Survey participants were asked to rate the importance of six potential priorities for improved data curation; their responses are summarized in Table 5. All six were rated as being “very important” or “highest priority” by more than 60 percent of respondents. The highest ratings were given to “timely and up-to-date availability of curated data,” “visualization of integrated data,” and “training materials for FAIR data (for data submission). The majority of the respondents' comments on these priorities highlighted the importance of better quality and consistency of data curation and more educational opportunities for students and other database users.
Table 5. Baseline Priorities for Further Development of FAIR Data Practices in GGB Databases
3. Recommendations for Topics and Formats of Training Opportunities for Users of GGB Databases
Survey participants were asked an open-ended question “What sort of training opportunities/formats or content/topics for users of these databases would be most helpful?”. Most of the comments can be summarized in the following categories:
- Synchronous (live) educational events online (e.g., webinars) or asynchronous online video presentations, demonstrations, or tutorials.

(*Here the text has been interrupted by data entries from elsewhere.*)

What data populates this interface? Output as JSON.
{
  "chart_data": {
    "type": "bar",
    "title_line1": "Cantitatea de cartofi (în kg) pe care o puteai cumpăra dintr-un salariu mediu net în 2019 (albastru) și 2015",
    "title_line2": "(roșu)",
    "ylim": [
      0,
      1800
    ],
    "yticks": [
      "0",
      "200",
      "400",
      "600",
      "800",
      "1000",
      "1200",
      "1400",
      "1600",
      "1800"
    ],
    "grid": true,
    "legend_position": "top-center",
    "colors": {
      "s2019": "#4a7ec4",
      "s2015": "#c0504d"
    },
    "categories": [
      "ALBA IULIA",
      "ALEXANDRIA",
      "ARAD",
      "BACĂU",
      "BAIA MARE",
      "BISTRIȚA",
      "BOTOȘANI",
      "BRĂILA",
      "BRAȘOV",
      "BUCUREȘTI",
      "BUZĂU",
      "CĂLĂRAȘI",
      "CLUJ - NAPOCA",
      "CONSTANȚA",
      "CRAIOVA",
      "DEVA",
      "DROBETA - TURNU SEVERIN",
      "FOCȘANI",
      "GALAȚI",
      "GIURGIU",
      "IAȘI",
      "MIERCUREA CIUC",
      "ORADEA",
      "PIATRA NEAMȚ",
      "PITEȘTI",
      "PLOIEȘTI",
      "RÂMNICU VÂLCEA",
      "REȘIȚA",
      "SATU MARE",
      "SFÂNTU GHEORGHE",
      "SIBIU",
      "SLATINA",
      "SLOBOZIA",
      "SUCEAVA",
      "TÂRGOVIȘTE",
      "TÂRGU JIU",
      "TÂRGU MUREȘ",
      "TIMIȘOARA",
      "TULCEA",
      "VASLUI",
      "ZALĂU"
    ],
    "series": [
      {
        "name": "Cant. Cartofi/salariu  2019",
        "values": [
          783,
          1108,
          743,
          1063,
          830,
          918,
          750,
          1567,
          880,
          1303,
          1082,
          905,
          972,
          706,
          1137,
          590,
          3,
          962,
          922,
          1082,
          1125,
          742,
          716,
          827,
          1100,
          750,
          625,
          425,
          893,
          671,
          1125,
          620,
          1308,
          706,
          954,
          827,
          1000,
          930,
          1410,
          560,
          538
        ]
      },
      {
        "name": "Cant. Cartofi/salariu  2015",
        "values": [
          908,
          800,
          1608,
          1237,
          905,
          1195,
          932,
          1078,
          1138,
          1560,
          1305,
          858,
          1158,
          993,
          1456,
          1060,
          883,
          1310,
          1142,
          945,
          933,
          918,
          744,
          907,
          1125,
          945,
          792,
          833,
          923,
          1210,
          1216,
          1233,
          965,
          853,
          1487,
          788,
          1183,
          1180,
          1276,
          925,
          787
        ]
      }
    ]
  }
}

After being recorded, events like webinars can be cut into segments and made into brief asynchronous, "static" video recordings. It is often helpful to design and organize webinars or similar online presentations with this segmentation and re-use in mind (20 comments).
- Static online educational materials, such as tutorials or manuals (11 comments).
- Online courses, synchronous and/or asynchronous or static (6 comments). Curriculum materials developed for an online or in-person course can then be repurposed and provided to instructors for use in their own courses. Curriculum and assistance for course instructors were specifically mentioned in some comments.
- In-person workshops, standalone, or in conjunction with conferences and meetings (5 comments).
- Synchronous "office hours" or asynchronous "discussion forums" in which people can ask questions and get timely advice and assistance (3 comments).
- Regular updates of any static online tutorials, manuals, or similar materials so that they reflect the current status of the databases they reference (2 comments).